If still no candidate exists, boards may appoint any district resident at‑large until the next election.
Updates RCW 28A.343.300 to reference these new requirements.
Why SB 5861 Is Problematic
1. It reduces voter power
Under this bill, voters no longer elect the full board. They only vote for the director in their small geographic slice. This means:
- Fewer voters per race
- Less accountability
- Easier capture by organized political or ideological groups
This is a major shift away from broad community oversight.
2. It creates a gerrymandering risk
The bill requires districts to draw new boundaries but provides zero standards for how those boundaries must be drawn. That means:
- Lines can be drawn to favor certain factions
- Communities can be split or packed
- Elections can be engineered for predictable outcomes
This is a structural vulnerability with long‑term consequences.
3. It introduces a new appointment loophole
SB 5861 allows boards to appoint directors when there are no “qualified or willing” candidates in a district.
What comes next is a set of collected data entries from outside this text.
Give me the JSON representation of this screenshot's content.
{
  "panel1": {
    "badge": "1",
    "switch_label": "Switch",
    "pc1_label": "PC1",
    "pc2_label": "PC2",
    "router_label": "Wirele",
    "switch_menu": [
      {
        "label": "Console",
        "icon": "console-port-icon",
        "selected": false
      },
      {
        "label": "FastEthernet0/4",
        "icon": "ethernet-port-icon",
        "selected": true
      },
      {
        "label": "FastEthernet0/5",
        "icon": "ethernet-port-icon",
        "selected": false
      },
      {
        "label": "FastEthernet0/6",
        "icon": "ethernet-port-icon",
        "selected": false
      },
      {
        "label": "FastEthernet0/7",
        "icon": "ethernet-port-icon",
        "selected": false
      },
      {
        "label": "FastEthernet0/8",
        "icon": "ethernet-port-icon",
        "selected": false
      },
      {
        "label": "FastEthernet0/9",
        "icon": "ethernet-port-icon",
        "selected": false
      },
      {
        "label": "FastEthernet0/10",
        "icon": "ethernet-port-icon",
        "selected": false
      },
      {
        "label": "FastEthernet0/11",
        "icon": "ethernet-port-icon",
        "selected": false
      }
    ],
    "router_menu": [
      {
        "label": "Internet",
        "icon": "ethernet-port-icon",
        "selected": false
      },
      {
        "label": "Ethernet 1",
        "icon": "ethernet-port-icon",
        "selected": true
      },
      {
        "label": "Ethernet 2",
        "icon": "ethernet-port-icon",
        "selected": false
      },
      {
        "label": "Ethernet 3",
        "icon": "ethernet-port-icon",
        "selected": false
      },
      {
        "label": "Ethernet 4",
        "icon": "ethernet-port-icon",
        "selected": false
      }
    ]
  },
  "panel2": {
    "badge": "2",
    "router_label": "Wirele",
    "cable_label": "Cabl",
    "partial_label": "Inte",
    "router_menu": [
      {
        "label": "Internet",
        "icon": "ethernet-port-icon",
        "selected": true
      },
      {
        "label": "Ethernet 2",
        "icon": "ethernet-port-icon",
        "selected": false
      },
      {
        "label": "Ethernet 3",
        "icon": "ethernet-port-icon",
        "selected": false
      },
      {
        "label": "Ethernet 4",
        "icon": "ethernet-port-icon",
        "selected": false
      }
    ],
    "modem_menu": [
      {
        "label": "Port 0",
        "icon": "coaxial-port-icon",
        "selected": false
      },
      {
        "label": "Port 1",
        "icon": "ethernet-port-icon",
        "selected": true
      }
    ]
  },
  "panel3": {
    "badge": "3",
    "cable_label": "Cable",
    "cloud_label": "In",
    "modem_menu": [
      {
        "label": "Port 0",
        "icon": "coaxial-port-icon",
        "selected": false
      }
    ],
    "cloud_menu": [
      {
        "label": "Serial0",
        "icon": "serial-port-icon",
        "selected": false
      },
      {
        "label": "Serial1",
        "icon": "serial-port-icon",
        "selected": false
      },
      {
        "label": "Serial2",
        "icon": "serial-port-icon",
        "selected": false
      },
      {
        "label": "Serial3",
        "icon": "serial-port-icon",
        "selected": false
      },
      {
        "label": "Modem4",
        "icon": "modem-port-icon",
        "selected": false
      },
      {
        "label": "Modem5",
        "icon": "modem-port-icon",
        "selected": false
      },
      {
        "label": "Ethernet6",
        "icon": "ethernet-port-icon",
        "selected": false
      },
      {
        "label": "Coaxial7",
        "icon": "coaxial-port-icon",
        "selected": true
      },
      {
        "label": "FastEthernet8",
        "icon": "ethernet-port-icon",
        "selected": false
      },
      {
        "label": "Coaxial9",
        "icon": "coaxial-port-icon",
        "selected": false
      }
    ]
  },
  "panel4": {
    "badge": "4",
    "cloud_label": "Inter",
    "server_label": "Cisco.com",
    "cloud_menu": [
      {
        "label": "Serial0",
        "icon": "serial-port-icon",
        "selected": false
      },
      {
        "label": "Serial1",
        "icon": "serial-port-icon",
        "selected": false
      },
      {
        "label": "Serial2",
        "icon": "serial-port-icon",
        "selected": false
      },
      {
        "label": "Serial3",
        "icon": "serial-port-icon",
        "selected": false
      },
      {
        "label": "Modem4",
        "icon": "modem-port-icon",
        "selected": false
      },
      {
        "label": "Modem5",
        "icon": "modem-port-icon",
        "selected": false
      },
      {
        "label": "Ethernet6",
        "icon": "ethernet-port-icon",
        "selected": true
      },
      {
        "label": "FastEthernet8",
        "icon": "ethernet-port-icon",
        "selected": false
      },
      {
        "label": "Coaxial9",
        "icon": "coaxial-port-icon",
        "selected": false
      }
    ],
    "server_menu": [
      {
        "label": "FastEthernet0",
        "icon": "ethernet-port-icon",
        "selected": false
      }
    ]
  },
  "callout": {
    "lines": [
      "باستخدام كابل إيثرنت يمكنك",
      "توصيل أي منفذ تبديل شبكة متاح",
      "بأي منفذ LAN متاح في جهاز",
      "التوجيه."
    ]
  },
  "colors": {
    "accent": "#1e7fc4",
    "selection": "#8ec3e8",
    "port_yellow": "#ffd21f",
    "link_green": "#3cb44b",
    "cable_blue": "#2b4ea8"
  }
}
That phrase is vague and easily manipulated.
Boards could:
- Discourage candidates
- Claim no one is “willing”
- Install preferred allies
- Maintain control without competitive elections
This loophole does not exist in current law.
4. It fragments governance
District‑based elections can create:
- Directors who represent only their neighborhood
- Less collaboration
- More factional politics
- Difficulty making decisions for the district as a whole
This is especially concerning in districts already experiencing political tension.
5. It imposes new administrative burdens
Districts must:
- Draw boundaries
- Conduct legal reviews
- Update election systems
- Educate voters
This is costly and complex—especially for mid‑sized districts.
How SB 5861 Differs From Current Law
Current Law (RCW 28A.343.300)
- School board members are elected at‑large by all voters in the district.
- Director districts are optional, not mandatory.
- Vacancies follow standard procedures—no special appointment authority tied to geography.
- Most districts have five board members; large urban districts have seven.
SB 5861 Changes
- Makes district‑based elections mandatory for most districts.
- Requires districts to create new geographic boundaries.
- Introduces a two‑tier appointment system allowing at‑large appointments when no district resident is available.
- Reduces the number of board members each voter can vote for.
- Leaves board size unchanged but rewrites how those seats are filled.
Bottom Line
SB 5861 is not a simple “representation” bill. It is a structural overhaul of school board elections that reduces voter influence, creates opportunities for political manipulation, and introduces new appointment powers that can be abused.
Parents, taxpayers, and community members deserve transparency and accountability, not a system that makes it easier to stack school boards behind the scenes.